We collected baseline data from 223 adult dyads in the FAmily-CEntered (FACE) Advance Care Planning (ACP) clinical trial, consisting of HIV positive patients and their chosen surrogates. Participants independently completed the Medical Outcome Study-HIV Survey (MOS-HIV) and the Palliative care Outcome Scale (POS). We used Wilcoxon Signed-Rank Test to assess differences in overall patient–surrogate means. We used Prevalence Adjusted Bias Adjusted Kappa (PABAK) statistics to assess dyadic agreement, with surrogate HIV status and cohabitation status as grouping variables.

Results

Patients were 56.1% male, 86.1% Black/African-American, aged 22–77 (mean = 50.83, SD = ± 12.33). Surrogates were 43.8% male, 84.1% Black/African-American, aged 18–82 (mean = 49.73, SD = ± 14.22). 46.2% of surrogates lived with the patient. 64.6% of surrogates reported negative HIV status.

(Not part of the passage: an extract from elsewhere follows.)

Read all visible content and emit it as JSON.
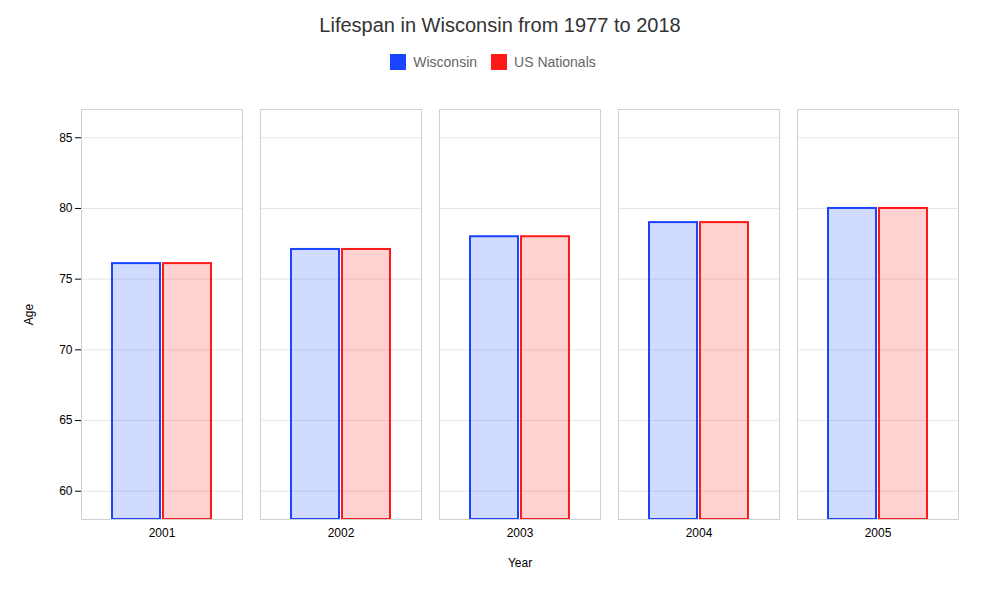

Surrogates were more likely to state patients were ill, p = 0.032. Among patient–surrogate dyads, most QOL assessments showed poor (0.00–0.39) or fair (0.40–0.59) agreement and agreement tended to be even poorer among patient–surrogate dyads where the surrogate had a shared HIV diagnosis.

Conclusions

QOL discrepancies are said to arise from healthy surrogates overestimating the effects of chronic illness. In this novel assessment, many surrogates had a shared HIV diagnosis, without increased agreement. These findings highlight the challenge of accurately assessing patient QOL by surrogates, even when there is a shared HIV diagnosis. Improved communication is needed between patients and surrogates about the patients’ representation of illness.
National Clinical Trial Number: NCT01775436.